AbstractGlyoxal (GO) is a highly reactive 1,2 dialdehyde implicated in the formation of a set of disease-associated post-translational modifications (PTMs) known as advanced glycation end products (AGEs). While GO has been widely reported to modify lysine to form the highly studied AGE carboxymethyllysine (CML), here we demonstrate that GO alone leads to highly chemoselective arginine glycation, yielding a stable glyoxal-derived hydroimidazolidine (GH-DH) product. This near-exclusively formed AGE has the same mass change as carboxymethylarginine (CMA), which implies that it may have been overlooked or misattributed in prior studies.
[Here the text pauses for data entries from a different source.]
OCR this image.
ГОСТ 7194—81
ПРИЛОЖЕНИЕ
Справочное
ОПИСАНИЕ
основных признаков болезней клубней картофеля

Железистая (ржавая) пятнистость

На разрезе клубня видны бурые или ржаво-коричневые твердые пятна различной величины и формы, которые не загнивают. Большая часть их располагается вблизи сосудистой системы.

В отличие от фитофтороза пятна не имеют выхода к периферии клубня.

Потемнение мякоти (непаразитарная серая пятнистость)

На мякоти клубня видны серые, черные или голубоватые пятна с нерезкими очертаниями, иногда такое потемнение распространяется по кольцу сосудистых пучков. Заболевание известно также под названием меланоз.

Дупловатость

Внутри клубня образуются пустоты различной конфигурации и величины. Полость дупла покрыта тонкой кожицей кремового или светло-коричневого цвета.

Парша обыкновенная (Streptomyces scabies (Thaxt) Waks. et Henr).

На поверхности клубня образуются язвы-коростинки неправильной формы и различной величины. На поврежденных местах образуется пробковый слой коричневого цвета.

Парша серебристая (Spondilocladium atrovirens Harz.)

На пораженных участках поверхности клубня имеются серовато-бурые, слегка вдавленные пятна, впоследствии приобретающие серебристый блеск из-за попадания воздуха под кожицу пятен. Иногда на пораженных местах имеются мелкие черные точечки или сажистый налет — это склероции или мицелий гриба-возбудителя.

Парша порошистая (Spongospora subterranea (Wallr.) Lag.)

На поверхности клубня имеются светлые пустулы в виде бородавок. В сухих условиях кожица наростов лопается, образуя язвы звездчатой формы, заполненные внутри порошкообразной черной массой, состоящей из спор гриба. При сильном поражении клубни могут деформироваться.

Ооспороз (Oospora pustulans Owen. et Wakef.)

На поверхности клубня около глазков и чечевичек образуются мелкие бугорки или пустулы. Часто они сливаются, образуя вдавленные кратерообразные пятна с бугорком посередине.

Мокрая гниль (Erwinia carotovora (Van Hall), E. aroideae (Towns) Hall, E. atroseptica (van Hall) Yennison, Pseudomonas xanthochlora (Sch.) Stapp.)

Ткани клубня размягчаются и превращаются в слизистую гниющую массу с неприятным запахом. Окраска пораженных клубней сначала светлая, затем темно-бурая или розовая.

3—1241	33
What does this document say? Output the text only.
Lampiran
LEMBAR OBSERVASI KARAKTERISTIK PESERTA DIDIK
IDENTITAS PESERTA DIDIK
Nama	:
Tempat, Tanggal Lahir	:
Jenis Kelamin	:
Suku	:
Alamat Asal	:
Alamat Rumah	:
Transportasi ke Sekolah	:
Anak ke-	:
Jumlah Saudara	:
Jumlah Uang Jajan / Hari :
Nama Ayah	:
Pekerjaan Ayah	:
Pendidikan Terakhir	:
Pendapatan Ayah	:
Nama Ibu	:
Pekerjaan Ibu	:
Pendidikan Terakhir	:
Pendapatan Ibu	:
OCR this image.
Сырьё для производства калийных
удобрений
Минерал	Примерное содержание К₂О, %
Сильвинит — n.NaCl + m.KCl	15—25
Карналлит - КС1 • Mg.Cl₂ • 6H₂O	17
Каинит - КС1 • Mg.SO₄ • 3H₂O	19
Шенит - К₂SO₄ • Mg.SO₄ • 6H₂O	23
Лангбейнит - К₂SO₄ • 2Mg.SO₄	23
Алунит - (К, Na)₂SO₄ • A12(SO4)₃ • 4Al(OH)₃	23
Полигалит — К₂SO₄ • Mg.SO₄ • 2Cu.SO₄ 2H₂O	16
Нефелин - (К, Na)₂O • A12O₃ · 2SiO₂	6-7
In contrast, lysine modification by GO is highly dependent on the presence of hydride-based reducing agents, suggesting that prior reports may have artifactually generated CML through pervasive use of reductive amination protocols during sample preparation. These findings challenge the standing assumptions about the landscape of GO-derived glycation, emphasizing the importance of carefully considering the impact of experimental conditions in glycation studies. By redefining the complement of GO-derived AGEs, this study provides essential new information that is greatly needed for uncovering their biology, creating new tools for their study, and discovering therapies that ameliorate or mitigate their glycation-related damage.